In 1997, Occidental was ordered by the regional water board to produce a long range project that would address compliance issues. An environmental impact report was prepared by highly qualified engineers, who concluded that the preferred alternative was a land-based community leachfield system which would discharge into the ground instead of Dutch Bill Creek or the RRCSD system.
Then disagreement flared up among the engineers, consultants and regional water board staff regarding the amount of wastewater that could be applied to the site, a calculation that determined the viability of the proposal. The regional board staff prevailed, and as a result, the project languished.
Around the same time, nearby Camp Meeker began exploring ways to get out from under a lengthy building moratorium for declared septic problems. In 1999, it developed a new sewer project that proposed to upgrade the current Occidental plant to include capacity for both towns. It also required a discharge into Dutch Bill Creek of 5 percent. In light of anticipated new toxic regulations, it appeared to be a misguided approach.
Yet mysteriously, regional board staff indicated support for the proposal and the environmental impact report moved forward, with the SCWA still in charge. The Russian River Watershed Protection Committee, of which I am the chair, has long been concerned about linking other sewer systems in west Sonoma County to the RRSCD system. Since the SCWA took over management of the treatment system in 1995, the RRCSD has violated its discharge permit almost every winter. The system has inadequate summer irrigation areas, inadequate disinfection and insufficient storage capability, preventing current ratepayers from getting through the winter without violations and penalties.
Thus it was disappointing when regional board staff favored the Camp Meeker/Occidental combined discharge system over the community leachfield that many believed to be cheaper and environmentally superior.
However, the combined project was proposed during a time of major federal and state funding cutbacks, and it never got the money needed to move forward. Camp Meeker, not under state order to take action, recently withdrew its support for the project.
Meanwhile, Occidental continues to violate its discharge permit and is now feeling great pressure from the regional board to comply with the 2008 deadline to have a new system up and running. It's now considering running a raw sewage pipeline to the RRCSD. The preferred land-based leachfield option is no longer on the table, even though the Environmental Protection Agency and many experts now say that for small communities, such systems may be much preferred over expensive and growth-inducing pipeline projects.
In 1999, the SCWA rejected a new RRCSD environmental impact report, which cost ratepayers $600,000, because it was improperly prepared.
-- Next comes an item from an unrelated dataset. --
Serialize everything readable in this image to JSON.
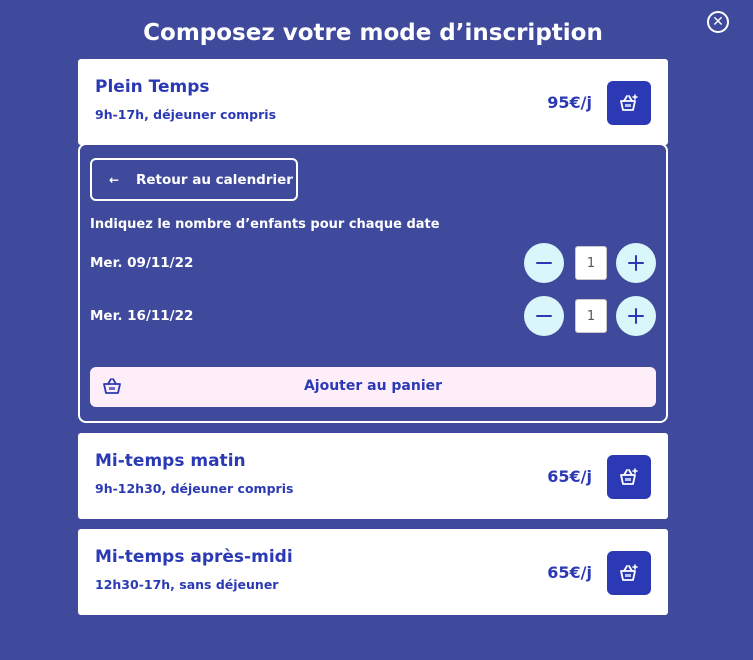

One month later, the water agency proposed an expanded treatment plant expansion based on the 1976 RRCSD report. We viewed this proposed expansion as the first step in a piecemealed centralized West County plant that would avoid addressing environmental impacts.
The Russian River Watershed Protection Committee legally challenged the use of the 23-year-old report to address project impacts. Our arguments were denied both in the superior and appellate courts, since County Council, on behalf of the SCWA, argued that the project was not intended to provide additional hookups or serve other communities or annexations, but to treat high wet-weather flows.
Yet now, regional board staff and Occidental leaders have suggested that building a pipeline to Guerneville is the most viable solution to Occidental's sewer problems. It's clear that any additional hookups to the RRCSD must include completion of a detailed environmental impact report that addresses all of the cumulative impacts to this problematic system.